Substituent Engineering-Enabled Structural Rigidification and Performance Improvement for C 2 /CO 2 Separation in Three Isoreticular Coordination Frameworks.

Construction of porous solid materials applied to the adsorptive removal of CO 2 from C 2 hydrocarbons is highly demanded thanks to the important role C 2 hydrocarbons play in the chemical industry but quite challenging owing to the similar physical parameters between C 2 hydrocarbons and CO 2 . In particular, the development of synthetic strategies to simultaneously enhance the uptake capacity and adsorption selectivity is very difficult due to the trade-off effect frequently existing between both of them. In this work, a combination of the dicopper paddlewheel unit and 4-pyridylisophthalate derivatives bearing different substituents afforded an isoreticular family of coordination framework compounds as a platform.
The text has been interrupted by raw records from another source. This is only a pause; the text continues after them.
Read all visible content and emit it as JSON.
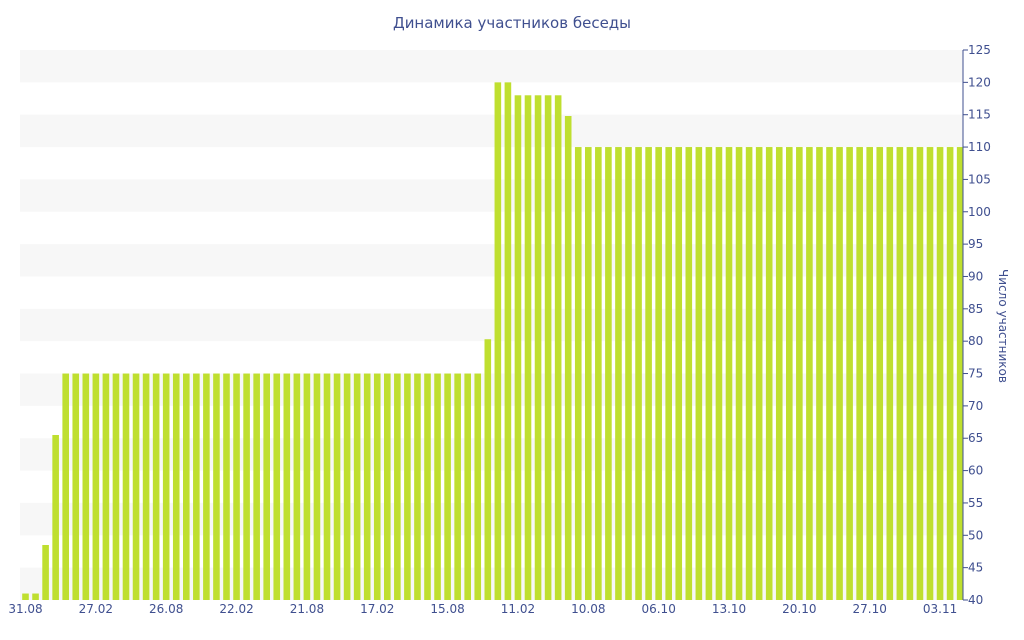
{
  "chart_data": {
    "type": "bar",
    "title": "Динамика участников беседы",
    "xlabel": "",
    "ylabel": "Число участников",
    "ylim": [
      40,
      125
    ],
    "yticks": [
      40,
      45,
      50,
      55,
      60,
      65,
      70,
      75,
      80,
      85,
      90,
      95,
      100,
      105,
      110,
      115,
      120,
      125
    ],
    "y_axis_position": "right",
    "grid": "alternating horizontal bands",
    "xtick_labels": [
      {
        "label": "31.08",
        "index": 0
      },
      {
        "label": "27.02",
        "index": 7
      },
      {
        "label": "26.08",
        "index": 14
      },
      {
        "label": "22.02",
        "index": 21
      },
      {
        "label": "21.08",
        "index": 28
      },
      {
        "label": "17.02",
        "index": 35
      },
      {
        "label": "15.08",
        "index": 42
      },
      {
        "label": "11.02",
        "index": 49
      },
      {
        "label": "10.08",
        "index": 56
      },
      {
        "label": "06.10",
        "index": 63
      },
      {
        "label": "13.10",
        "index": 70
      },
      {
        "label": "20.10",
        "index": 77
      },
      {
        "label": "27.10",
        "index": 84
      },
      {
        "label": "03.11",
        "index": 91
      }
    ],
    "values": [
      41,
      41,
      48.5,
      65.5,
      75,
      75,
      75,
      75,
      75,
      75,
      75,
      75,
      75,
      75,
      75,
      75,
      75,
      75,
      75,
      75,
      75,
      75,
      75,
      75,
      75,
      75,
      75,
      75,
      75,
      75,
      75,
      75,
      75,
      75,
      75,
      75,
      75,
      75,
      75,
      75,
      75,
      75,
      75,
      75,
      75,
      75,
      80.3,
      120,
      120,
      118,
      118,
      118,
      118,
      118,
      114.8,
      110,
      110,
      110,
      110,
      110,
      110,
      110,
      110,
      110,
      110,
      110,
      110,
      110,
      110,
      110,
      110,
      110,
      110,
      110,
      110,
      110,
      110,
      110,
      110,
      110,
      110,
      110,
      110,
      110,
      110,
      110,
      110,
      110,
      110,
      110,
      110,
      110,
      110,
      110
    ],
    "colors": {
      "bar": "#bfdf2f",
      "band": "#f7f7f7",
      "text": "#3f4f8f",
      "axis": "#3f4f8f"
    }
  }
}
Their adsorption properties toward C 2 hydrocarbons and CO 2 were systematically investigated, and subsequent IAST and density functional theory calculations combined with column breakthrough experiments verified their promising potential for C 2 /CO 2 separations. Furthermore, the substituent engineering endowed the resulting compounds with simultaneous enhancement of uptake capacity and adsorption selectivity and thus better C 2 /CO 2 separation performance compared to their parent compound. The substituent introduction not only mitigated the framework distortion via fixing the ligand conformation for establishment of better permanent porosity required for gas adsorption but also polarized the framework surface for host-guest interaction improvement, thus resulting in enhanced separation performance.